Thursday, September 1, 2016

"Liberalism and Gentrification"

"Like a lot of cities, Washington is really two cities in the same space. We’ve got “Washington,” the place of popular imagination, gleaming white marble monuments and Aaron Sorkin speechifiers, the mostly-from-out-of-town professional class keeping the rusty wheels of state administration turning.


We’ve also got “DC,” the city distinct from the operations of the federal government, made up of “residents,” who are mostly poor and mostly black. These two cities are locked in a one-sided war of attrition, with affluent “newcomers” and their local allies conducting clear-and-hold operations against their less well-heeled neighbors...
Gentrification has always been a top-down affair, not a spontaneous hipster influx, orchestrated by the real estate developers and investors who pull the strings of city policy, with individual home-buyers deployed in mopping up operations...

Real estate is practically recreation in DC — go to a bar and instead of gabbing about local sports (few yuppies grew up with Washington’s teams, and feel little loyalty to them), people chat about the up-and-coming neighborhoods, where the deals are, which neighborhoods have undergone the most drastic change. And which are still “scary” or “sketchy.”...

This leaves DC’s professional class with a choice. If their household income is in the six-figure-range, they can generally secure mortgages in gentrifying neighborhoods, buy property, have low-wage workers fix it up for cheap, and ride those property values into a secure position in the middle class. Or they can pay exorbitant rent until they move back to Peoria. Not much of a choice. If they buy, they’re putting everything on the line, albeit a line that, in this city, has only gone one way in the past decade...

This produces racism. Racism isn’t just a bad feeling in your heart, as a liberal believes when she insists that she isn’t at all racist. It’s a force that emerges from the pressures of maintaining one’s own position, and the resentments that spring forth from this process. It produces fear and hatred of the poor for being poor, for having any pretense of being on equal footing with the propertied. It is a hatred for the potential threat to the property values which underpin a tenuous future among the professional middle class: blackness...

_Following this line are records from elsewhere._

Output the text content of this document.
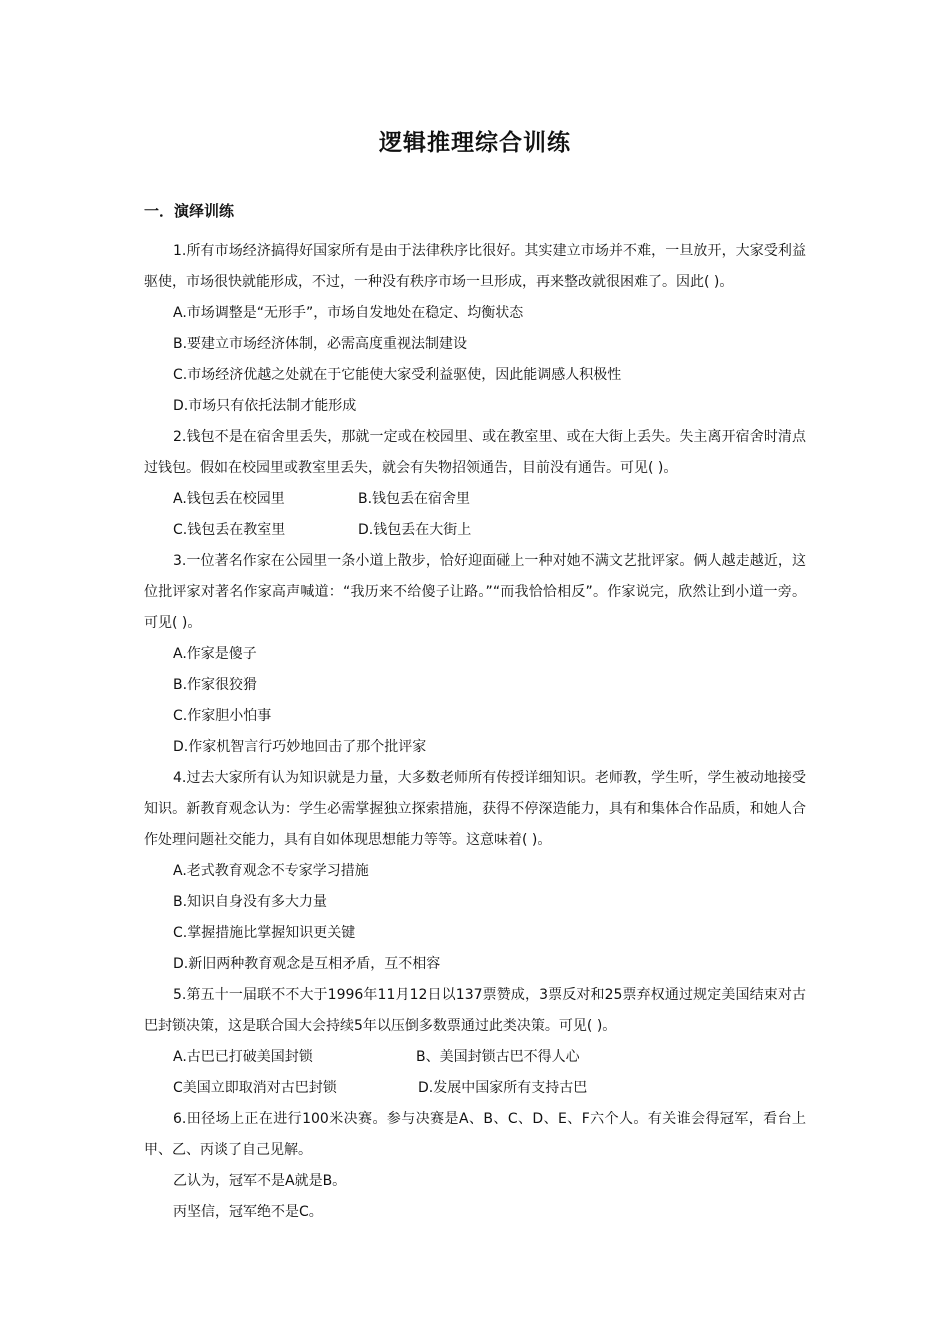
逻辑推理综合训练
一．演绎训练

1.所有市场经济搞得好国家所有是由于法律秩序比很好。其实建立市场并不难，一旦放开，大家受利益驱使，市场很快就能形成，不过，一种没有秩序市场一旦形成，再来整改就很困难了。因此( )。

A.市场调整是“无形手”，市场自发地处在稳定、均衡状态

B.要建立市场经济体制，必需高度重视法制建设

C.市场经济优越之处就在于它能使大家受利益驱使，因此能调感人积极性

D.市场只有依托法制才能形成

2.钱包不是在宿舍里丢失，那就一定或在校园里、或在教室里、或在大街上丢失。失主离开宿舍时清点过钱包。假如在校园里或教室里丢失，就会有失物招领通告，目前没有通告。可见( )。

A.钱包丢在校园里	B.钱包丢在宿舍里
C.钱包丢在教室里	D.钱包丢在大街上

3.一位著名作家在公园里一条小道上散步，恰好迎面碰上一种对她不满文艺批评家。俩人越走越近，这位批评家对著名作家高声喊道：“我历来不给傻子让路。”“而我恰恰相反”。作家说完，欣然让到小道一旁。可见( )。

A.作家是傻子

B.作家很狡猾

C.作家胆小怕事

D.作家机智言行巧妙地回击了那个批评家

4.过去大家所有认为知识就是力量，大多数老师所有传授详细知识。老师教，学生听，学生被动地接受知识。新教育观念认为：学生必需掌握独立探索措施，获得不停深造能力，具有和集体合作品质，和她人合作处理问题社交能力，具有自如体现思想能力等等。这意味着( )。

A.老式教育观念不专家学习措施

B.知识自身没有多大力量

C.掌握措施比掌握知识更关键

D.新旧两种教育观念是互相矛盾，互不相容

5.第五十一届联不不大于1996年11月12日以137票赞成，3票反对和25票弃权通过规定美国结束对古巴封锁决策，这是联合国大会持续5年以压倒多数票通过此类决策。可见( )。

A.古巴已打破美国封锁	B、美国封锁古巴不得人心
C美国立即取消对古巴封锁	D.发展中国家所有支持古巴

6.田径场上正在进行100米决赛。参与决赛是A、B、C、D、E、F六个人。有关谁会得冠军，看台上甲、乙、丙谈了自己见解。

乙认为，冠军不是A就是B。

丙坚信，冠军绝不是C。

Recently, the Atlantic published an article on the history of gentrification in the U Street corridor of DC that ran over 4500 words. Large financial interests merited two of them. The rest was the typical shambling, rambling piece about restaurants rising from the ashes of the 1968 riots, of the fascinating existence of the nonwhite petty bourgeoisie, of Obama eating a sausage at local mainstay Ben’s Chili Bowl. In short, it had nothing new to say. Nevertheless, it had to keep saying it, for 4500 words. The repression of urban class struggle can never be total, and it weighs like a nightmare on the brains of the liberal gentry, surfacing again and again in hand-wringing op-eds."